Les échanges de courriers électroniques entre le directeur de la National Security Agency, le général Keith Alexander, et les dirigeants de Google, Sergey Brin et Eric Schmidt, suggèrent une relation de travail beaucoup plus chaleureuse entre eux.certaines entreprises technologiques et le gouvernement américain C'est ce que laissent entendre les dirigeants de la Silicon Valley après les révélations de l'année dernière sur l'espionnage de la NSA.
Les révélations d'Edward Snowden, ancien sous-traitant de la NSA, sur la vaste capacité de l'agence à espionner les communications électroniques des Américains ont incité un certain nombre de dirigeants technologiques dont les entreprises ont coopéré avec le gouvernement à insister sur le fait qu'ils ne l'avaient fait que lorsqu'ils y étaient contraints par un tribunal.
Mais Al Jazeera a obtenu deux séries de communications par courrier électronique datant d’un an avant que Snowden ne devienne un nom connu, suggérant que toute coopération n’était pas sous pression.
Le matin du 28 juin 2012, un e-mail d'Alexander invitait Schmidt à assister à un « briefing classifié sur les menaces » de quatre heures le 8 août dans une « installation sécurisée à proximité de l'aéroport de San Jose, en Californie ».
« La discussion de la réunion sera thématique et orientée vers la décision, en mettant l'accent sur Menaces liées à la mobilité et sécurité", a écrit Alexander dans l'e-mail, obtenu dans le cadre d'une demande du Freedom of Information Act (FOIA), la première des dizaines de communications entre le chef de la NSA et les dirigeants de la Silicon Valley que l'agence envisage de remettre.
Alexander, Schmidt et d'autres dirigeants de l'industrie se sont rencontrés plus tôt dans le mois, selon l'e-mail. Mais Alexander souhaitait une autre réunion avec Schmidt et « un petit groupe de PDG » plus tard cet été-là, car le gouvernement avait besoin de l'aide de la Silicon Valley.
"Il y a environ six mois, nous avons commencé à nous concentrer sur la sécurité des appareils de mobilité", a écrit Alexander. « Un groupe (principalement Google, Apple et Microsoft) est récemment parvenu à un accord sur un ensemble de principes fondamentaux de sécurité. Lorsque nous atteignons ce stade de nos projets, nous planifions une séance d'information classifiée pour les PDG des principales entreprises afin de leur fournir un aperçu des menaces spécifiques que nous pensons pouvoir être atténuées et d'obtenir leur engagement pour que leur organisation aille de l'avant… La participation de Google au raffinement, l’ingénierie et le déploiement des solutions seront essentiels.
Jennifer Granick, directrice des libertés civiles au Center for Internet and Society de la Stanford Law School, a déclaré qu'elle pensait que le partage d'informations entre l'industrie et le gouvernement était « absolument essentiel », mais « en même temps, il existe un certain risque pour la vie privée et la sécurité des utilisateurs ». de la manière dont la divulgation de la vulnérabilité est effectuée.
Le défi auquel sont confrontés le gouvernement et l'industrie est d'améliorer la sécurité sans compromettre la confidentialité, a déclaré Granick.
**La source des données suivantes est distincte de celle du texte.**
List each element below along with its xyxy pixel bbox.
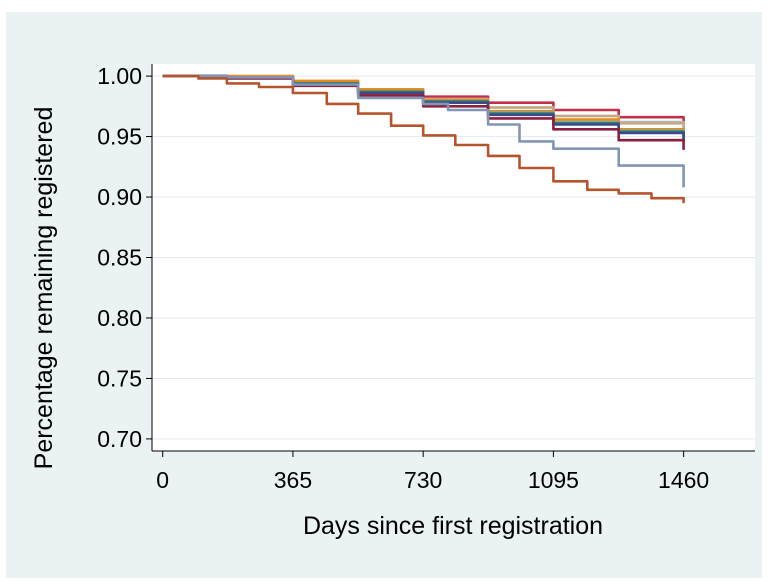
y-tick-label: 0.75 (97, 365, 142, 391)
series-line-10 (162, 74, 685, 204)
series-group (162, 74, 685, 204)
gridlines (152, 75, 755, 440)
x-tick-label: 365 (274, 467, 312, 493)
x-tick-label: 0 (156, 467, 169, 493)
y-tick-label: 0.90 (97, 184, 142, 210)
y-tick-label: 1.00 (97, 63, 142, 89)
x-tick-label: 1460 (658, 467, 709, 493)
y-tick-label: 0.80 (97, 305, 142, 331)
y-tick-label: 0.70 (97, 426, 142, 452)
x-axis-label: Days since first registration (303, 512, 603, 540)
x-tick-label: 730 (404, 467, 442, 493)
series-line-9 (162, 74, 685, 188)
y-tick-label: 0.95 (97, 124, 142, 150)
y-axis-label: Percentage remaining registered (30, 107, 58, 470)
x-tick-label: 1095 (528, 467, 579, 493)
y-axis-ticks: 0.70 0.75 0.80 0.85 0.90 0.95 1.00 (97, 63, 152, 452)
x-axis-ticks: 0 365 730 1095 1460 (156, 451, 709, 493)
y-tick-label: 0.85 (97, 245, 142, 271)
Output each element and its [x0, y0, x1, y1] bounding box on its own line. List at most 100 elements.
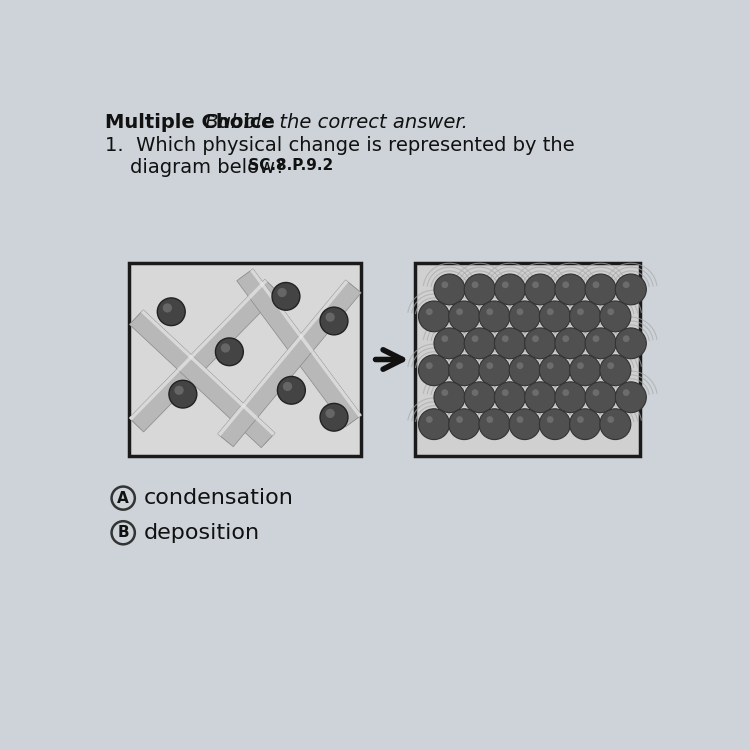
- Circle shape: [434, 382, 465, 412]
- Circle shape: [502, 389, 509, 396]
- Circle shape: [448, 355, 480, 386]
- Text: SC.8.P.9.2: SC.8.P.9.2: [242, 158, 333, 172]
- Circle shape: [525, 274, 556, 304]
- Polygon shape: [130, 311, 274, 446]
- Text: condensation: condensation: [143, 488, 293, 508]
- Circle shape: [585, 328, 616, 358]
- Circle shape: [615, 328, 646, 358]
- Circle shape: [547, 416, 554, 423]
- Circle shape: [215, 338, 243, 366]
- Circle shape: [539, 409, 570, 440]
- Text: B: B: [118, 525, 129, 540]
- Circle shape: [479, 301, 510, 332]
- Circle shape: [532, 389, 539, 396]
- Polygon shape: [237, 268, 362, 427]
- Circle shape: [517, 416, 524, 423]
- Circle shape: [419, 355, 449, 386]
- Polygon shape: [251, 268, 362, 417]
- Circle shape: [320, 404, 348, 431]
- Circle shape: [600, 409, 631, 440]
- Circle shape: [486, 362, 494, 369]
- Circle shape: [585, 274, 616, 304]
- Circle shape: [464, 274, 495, 304]
- Text: A: A: [117, 490, 129, 506]
- Polygon shape: [132, 312, 273, 446]
- Polygon shape: [131, 282, 277, 430]
- Circle shape: [278, 376, 305, 404]
- Circle shape: [525, 382, 556, 412]
- Circle shape: [442, 335, 448, 342]
- Circle shape: [448, 409, 480, 440]
- Circle shape: [622, 281, 629, 288]
- Polygon shape: [221, 284, 357, 443]
- Circle shape: [434, 328, 465, 358]
- Circle shape: [585, 382, 616, 412]
- Circle shape: [434, 274, 465, 304]
- Circle shape: [569, 301, 601, 332]
- Circle shape: [472, 389, 478, 396]
- Text: diagram below?: diagram below?: [104, 158, 285, 177]
- Circle shape: [509, 409, 540, 440]
- Polygon shape: [130, 280, 278, 430]
- Circle shape: [615, 382, 646, 412]
- Circle shape: [169, 380, 196, 408]
- Polygon shape: [129, 279, 279, 432]
- Polygon shape: [217, 280, 348, 436]
- Circle shape: [502, 335, 509, 342]
- Circle shape: [562, 389, 569, 396]
- Polygon shape: [129, 279, 279, 432]
- Circle shape: [615, 274, 646, 304]
- Polygon shape: [133, 283, 275, 428]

Les courriels entre Alexander et les dirigeants de Google, a-t-elle déclaré, montrent "comment le partage informel d'informations s'est produit dans ce vide où il n'existait pas de méthodologie connue, transparente, concrète et établie pour mettre les informations de sécurité entre de bonnes mains".
Le briefing classifié cité par Alexander faisait partie d'une initiative gouvernementale secrète connue sous le nom d'Enduring Security Framework (ESF), et son courrier électronique fournit des informations rares sur ce qu'implique l'ESF, l'identité de certaines entreprises technologiques participantes et les menaces dont elles ont discuté.
Alexander a expliqué que les secrétaires adjoints du ministère de la Défense, de la Sécurité intérieure et « 18 PDG américains » ont lancé le FSE en 2009 pour « coordonner les actions du gouvernement et de l'industrie sur des problèmes de sécurité importants (généralement classifiés) qui ne pouvaient pas être résolus par des acteurs individuels seuls ». .»
« Par exemple, au cours des 18 derniers mois, nous (principalement Intel, AMD [Advanced Micro Devices], HP [Hewlett-Packard], Dell et Microsoft du côté de l'industrie) avons réalisé un effort pour sécuriser le BIOS des plates-formes d'entreprise pour répondre à un problème. menace dans cette zone.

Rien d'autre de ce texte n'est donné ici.